大学入試の在り方を議論している文部科学省の有識者会議は、2025年の大学入学共通テストにおける、英語民間試験の活用と記述式問題の導入について「実現は困難」とする提言案を示しました。文部科学省は、この夏にも導入の断念を正式に決定する方針です。
ことしから始まった大学入学共通テストでは当初、入試改革の柱として、英語の民間試験の活用と、国語と数学の記述式問題が導入される予定でしたが、地域格差や経済格差の懸念など制度の不備への指摘が相次ぎ、おととし、いずれも導入が見送られました。
その後、文部科学省は、新たな学習指導要領で学ぶ、今の中学3年生が受験する2025年以降の大学入試の在り方について有識者会議を設け、2つの柱について、改めて共通テストへの導入の可否を検討してきました。
その結果、22日の会議で提言案が示され、この中では、
▼英語の「読む」「書く」「聞く」「話す」の総合的な力の評価に英語民間試験を活用することについては、試験ごとに会場数や受検料、障害のある受験生への配慮が異なる中、地理的、経済的事情などによる格差への対応が不十分な点や、コロナ禍で中止も相次いだ外部の試験に依存することへの課題が指摘されました。

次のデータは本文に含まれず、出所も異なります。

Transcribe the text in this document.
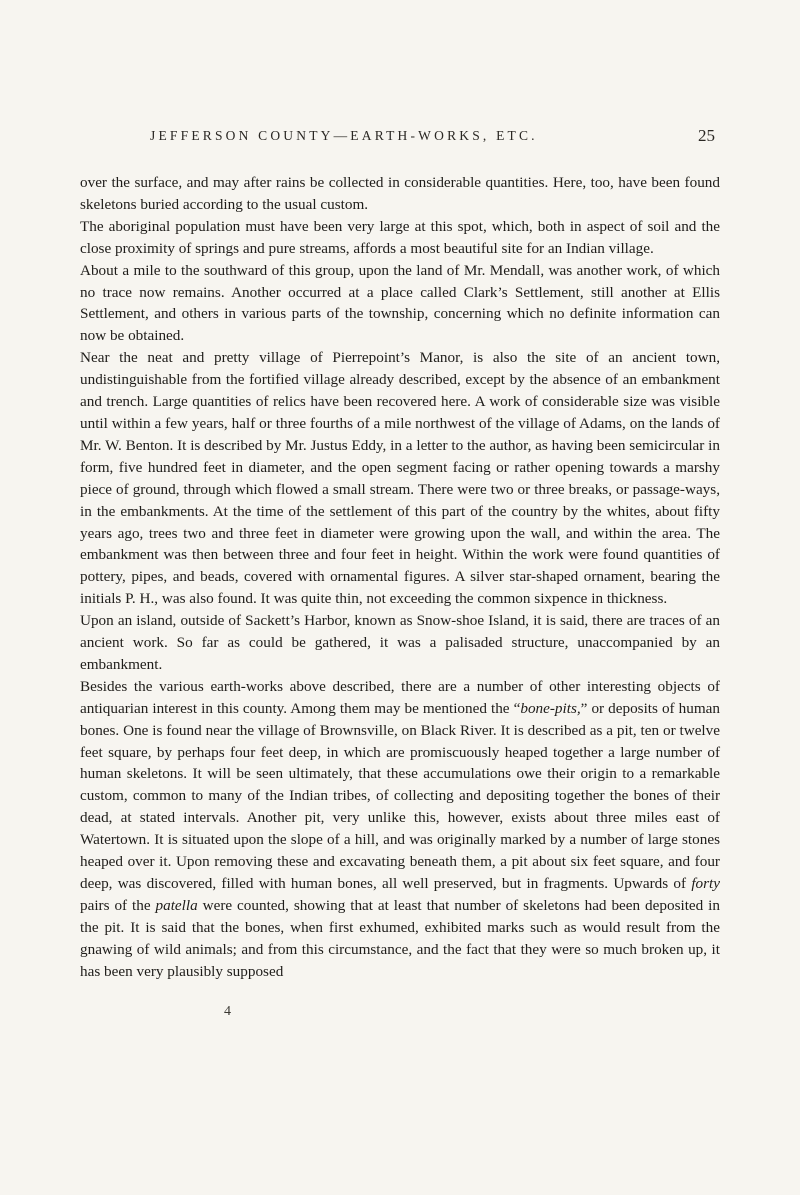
JEFFERSON COUNTY—EARTH-WORKS, ETC.	25

over the surface, and may after rains be collected in considerable quantities. Here, too, have been found skeletons buried according to the usual custom.

The aboriginal population must have been very large at this spot, which, both in aspect of soil and the close proximity of springs and pure streams, affords a most beautiful site for an Indian village.

About a mile to the southward of this group, upon the land of Mr. Mendall, was another work, of which no trace now remains. Another occurred at a place called Clark’s Settlement, still another at Ellis Settlement, and others in various parts of the township, concerning which no definite information can now be obtained.

Near the neat and pretty village of Pierrepoint’s Manor, is also the site of an ancient town, undistinguishable from the fortified village already described, except by the absence of an embankment and trench. Large quantities of relics have been recovered here. A work of considerable size was visible until within a few years, half or three fourths of a mile northwest of the village of Adams, on the lands of Mr. W. Benton. It is described by Mr. Justus Eddy, in a letter to the author, as having been semicircular in form, five hundred feet in diameter, and the open segment facing or rather opening towards a marshy piece of ground, through which flowed a small stream. There were two or three breaks, or passage-ways, in the embankments. At the time of the settlement of this part of the country by the whites, about fifty years ago, trees two and three feet in diameter were growing upon the wall, and within the area. The embankment was then between three and four feet in height. Within the work were found quantities of pottery, pipes, and beads, covered with ornamental figures. A silver star-shaped ornament, bearing the initials P. H., was also found. It was quite thin, not exceeding the common sixpence in thickness.

Upon an island, outside of Sackett’s Harbor, known as Snow-shoe Island, it is said, there are traces of an ancient work. So far as could be gathered, it was a palisaded structure, unaccompanied by an embankment.

Besides the various earth-works above described, there are a number of other interesting objects of antiquarian interest in this county. Among them may be mentioned the “bone-pits,” or deposits of human bones. One is found near the village of Brownsville, on Black River. It is described as a pit, ten or twelve feet square, by perhaps four feet deep, in which are promiscuously heaped together a large number of human skeletons. It will be seen ultimately, that these accumulations owe their origin to a remarkable custom, common to many of the Indian tribes, of collecting and depositing together the bones of their dead, at stated intervals. Another pit, very unlike this, however, exists about three miles east of Watertown. It is situated upon the slope of a hill, and was originally marked by a number of large stones heaped over it. Upon removing these and excavating beneath them, a pit about six feet square, and four deep, was discovered, filled with human bones, all well preserved, but in fragments. Upwards of forty pairs of the patella were counted, showing that at least that number of skeletons had been deposited in the pit. It is said that the bones, when first exhumed, exhibited marks such as would result from the gnawing of wild animals; and from this circumstance, and the fact that they were so much broken up, it has been very plausibly supposed

4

▼記述式問題も、50万人以上が受験する中で公正な採点体制の確保などの課題を克服できないとして、
いずれも「実現は困難と言わざるをえない」と盛り込まれました。
一方、提言案では、各大学の個別試験では、いずれも導入を進めていくべきだとして、推進策の充実も盛り込まれています。
文部科学省は、今回の提言案がまとまりしだい、この夏にも正式に導入の断念を決定する方針で、これにより2025年の大学入学共通テストでは、いずれも導入されない見通しになりました。